In the United States several national polls on public questions are operated by endowed and privately owned; organizations. Departments of the federal government like the Department of Agriculture and the War Department carry on opinion surveys. Two state-wide polls are actively in the field. At least two municipal polls are in operation, attempting to find out for citizens and civic leaders the popular opinions on local issues. The universities and many unofficial organizations are using polling methods to study and to improve the polls and gather information on social problems.

Private business and industry have adopted the polling device for studying their own problems. Through it businessmen attempt to test markets and the success of their advertising, to investigate the public’s opinion of their products, and to examine many other problems of policy.

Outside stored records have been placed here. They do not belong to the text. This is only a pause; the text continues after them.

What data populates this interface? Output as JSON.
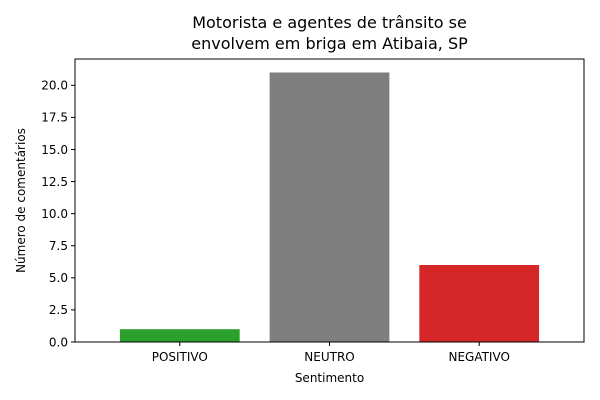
{
  "chart_data": {
    "type": "bar",
    "title": "Motorista e agentes de trânsito se envolvem em briga em Atibaia, SP",
    "title_lines": [
      "Motorista e agentes de trânsito se",
      "envolvem em briga em Atibaia, SP"
    ],
    "xlabel": "Sentimento",
    "ylabel": "Número de comentários",
    "categories": [
      "POSITIVO",
      "NEUTRO",
      "NEGATIVO"
    ],
    "values": [
      1,
      21,
      6
    ],
    "colors": [
      "#2ca02c",
      "#7f7f7f",
      "#d62728"
    ],
    "ylim": [
      0,
      22.05
    ],
    "yticks": [
      0.0,
      2.5,
      5.0,
      7.5,
      10.0,
      12.5,
      15.0,
      17.5,
      20.0
    ],
    "ytick_labels": [
      "0.0",
      "2.5",
      "5.0",
      "7.5",
      "10.0",
      "12.5",
      "15.0",
      "17.5",
      "20.0"
    ],
    "grid": false,
    "legend": "none"
  }
}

The motion-picture industry uses polls continually to test the popularity of various films. Advertising agencies poll prospective users of commercial products for information to use in advertising campaigns. The newspapers, the radio industry, and the magazines study reading and listening habits by interviewing samples of their followers. Public relations men in industry employ polling methods to lay a foundation for their dealings with the public. In short, business and industry have adopted the polling devices in the belief that persons and institutions which depend on the public for support or livelihood must keep in close touch with the public’s wants and wishes.

The polls are doubtless here to stay. Just how do they work? What can we really learn from them? Can polls do what is expected of them?